A prime example of how many of us undervalue sound is probably in your pocket right now. Today, smartphones include arrays of MEMS microphones that are used not only to capture and amplify voice during calls, but also to eliminate ambient noise and enable far-field audio zoom using beamforming techniques. Delivering these features requires high-quality microphones with a signal-to-noise ratio (SNR) that typically meets or exceeds 64 dB, as even the most sophisticated audio processing algorithms are restricted by the capabilities of the microphones that are capturing sound. Combined with the large quantities of the smartphone space (billions of MEMS microphones are shipped annually), the demand for quality microphones has resulted in a curious phenomenon in the MEMS market in which the majority of growth and production is occurring at the high end. While the correlation between the smartphone mic market and embedded may not be immediately clear, I urge you to keep reading.
Why mics matter
At this point you may be asking, “Brandon, why are you talking about smartphone mics in your IoT column?” The reason is that, although speech recognition technology still leaves a lot to be desired, voice will continue to grow as one of the preferred user interfaces for the Internet of Things. Despite the frustratingly low success rate of Siri, “Ok Google,” and Dragon (trust me, I’ve tried almost everything to transcribe interviews), verbal interaction is simply the most effortless form of communication in many scenarios, particularly as everyday objects become Internet-enabled. Think of the possibilities in a smart home that allows you to verbally command your TV, thermostat, and lights (), and then think further into the future where microphones could be leveraged in a vehicle to record and transmit engine noises known to be associated with problems or failures, or in a variety of other scenarios for identity management.
Fortunately, that curious fact about the smartphone market driving better quality microphones should catalyze the performance gains needed for some of the advanced applications mentioned previously, but there is also room for growth in other areas of MEMS microphones, notably reliability. As many of us have experienced over the day-to-day grind with our smartphone sidekicks, the microphones they equip are highly susceptible to water, dust, and other environmental particulates, and once they’ve been damaged there’s little to no hope of them ever again operating at an acceptable level. In part, this has to do with the fact that most MEMS microphones today are based on capacitive, two plate architectures that include a diaphragm and backplate (Figure 1a). What often happens when these microphones lose quality is that debris gets caught between these two plates, preventing air/sound waves from passing through the diaphragm freely, or, in some cases, puncturing the diaphragm itself.

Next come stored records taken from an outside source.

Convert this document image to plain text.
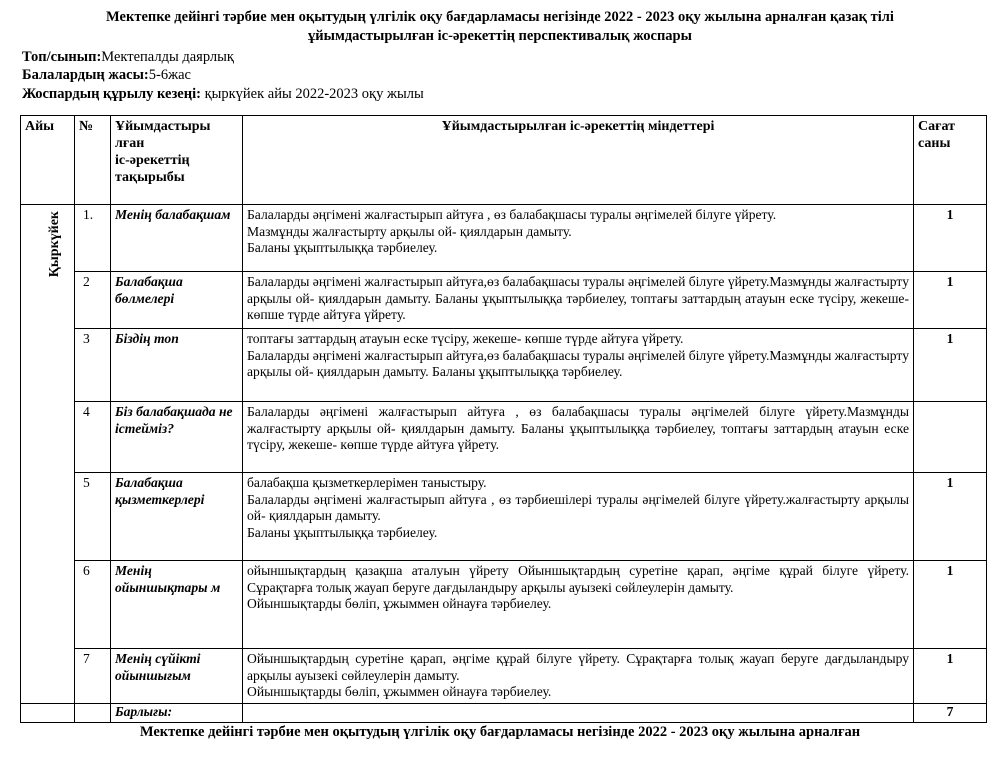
Мектепке дейінгі тәрбие мен оқытудың үлгілік оқу бағдарламасы негізінде 2022 - 2023 оқу жылына арналған қазақ тілі
ұйымдастырылған іс-әрекеттің перспективалық жоспары
Топ/сынып:Мектепалды даярлық
Балалардың жасы:5-6жас
Жоспардың құрылу кезеңі: қыркүйек айы 2022-2023 оқу жылы
Айы	№	Ұйымдастыры
лған
іс-әрекеттің
тақырыбы	Ұйымдастырылған іс-әрекеттің міндеттері	Сағат
саны

Қыркүйек	1.	Менің балабақшам	Балаларды әңгімені жалғастырып айтуға , өз балабақшасы туралы әңгімелей білуге үйрету.
Мазмұнды жалғастырту арқылы ой- қиялдарын дамыту.
Баланы ұқыптылыққа тәрбиелеу.	1
	2	Балабақша бөлмелері	Балаларды әңгімені жалғастырып айтуға,өз балабақшасы туралы әңгімелей білуге үйрету.Мазмұнды жалғастырту арқылы ой- қиялдарын дамыту. Баланы ұқыптылыққа тәрбиелеу, топтағы заттардың атауын еске түсіру, жекеше- көпше түрде айтуға үйрету.	1
	3	Біздің топ	топтағы заттардың атауын еске түсіру, жекеше- көпше түрде айтуға үйрету.
Балаларды әңгімені жалғастырып айтуға,өз балабақшасы туралы әңгімелей білуге үйрету.Мазмұнды жалғастырту арқылы ой- қиялдарын дамыту. Баланы ұқыптылыққа тәрбиелеу.	1
	4	Біз балабақшада не істейміз?	Балаларды әңгімені жалғастырып айтуға , өз балабақшасы туралы әңгімелей білуге үйрету.Мазмұнды жалғастырту арқылы ой- қиялдарын дамыту. Баланы ұқыптылыққа тәрбиелеу, топтағы заттардың атауын еске түсіру, жекеше- көпше түрде айтуға үйрету.	
	5	Балабақша қызметкерлері	балабақша қызметкерлерімен таныстыру.
Балаларды әңгімені жалғастырып айтуға , өз тәрбиешілері туралы әңгімелей білуге үйрету.жалғастырту арқылы ой- қиялдарын дамыту.
Баланы ұқыптылыққа тәрбиелеу.	1
	6	Менің ойыншықтары м	ойыншықтардың қазақша аталуын үйрету Ойыншықтардың суретіне қарап, әңгіме құрай білуге үйрету. Сұрақтарға толық жауап беруге дағдыландыру арқылы ауызекі сөйлеулерін дамыту.
Ойыншықтарды бөліп, ұжыммен ойнауға тәрбиелеу.	1
	7	Менің сүйікті ойыншығым	Ойыншықтардың суретіне қарап, әңгіме құрай білуге үйрету. Сұрақтарға толық жауап беруге дағдыландыру арқылы ауызекі сөйлеулерін дамыту.
Ойыншықтарды бөліп, ұжыммен ойнауға тәрбиелеу.	1
		Барлығы:		7
Мектепке дейінгі тәрбие мен оқытудың үлгілік оқу бағдарламасы негізінде 2022 - 2023 оқу жылына арналған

Recently however, Vesper (), a startup out of the University of Michigan introduced a piezoelectric MEMS microphone that relies on four triangular cantilevers (Figure 1b). The advantages of this are twofold. First, the piezoelectric material used converts sound energy directly to electrical voltage, which helps provide a higher quality signal (68 dB typical SNR). Furthermore, because the use of cantilevers eliminates the air gap where particles or residue can get trapped. According to Vesper CEO Matt Crowley, the result is a waterproof, shockproof, and dust- and particle-resistant design. Their latest part, the VM101, is also pin compatible with capacitive MEMS products, helping ease technology transitions and reduce design cycles (Figure 2).
In the wild of the IoT, reliability and cost are precursors for most any hardware. Given the long lifecycles, designers must be able to depend on system components for years or decades, and in order to reach projected numbers of connected devices, price points for advanced silicon must be in line with those of a high-volume market. These are the precursors for an IoT app enabler. Piezoelectric MEMS mics are on the right track.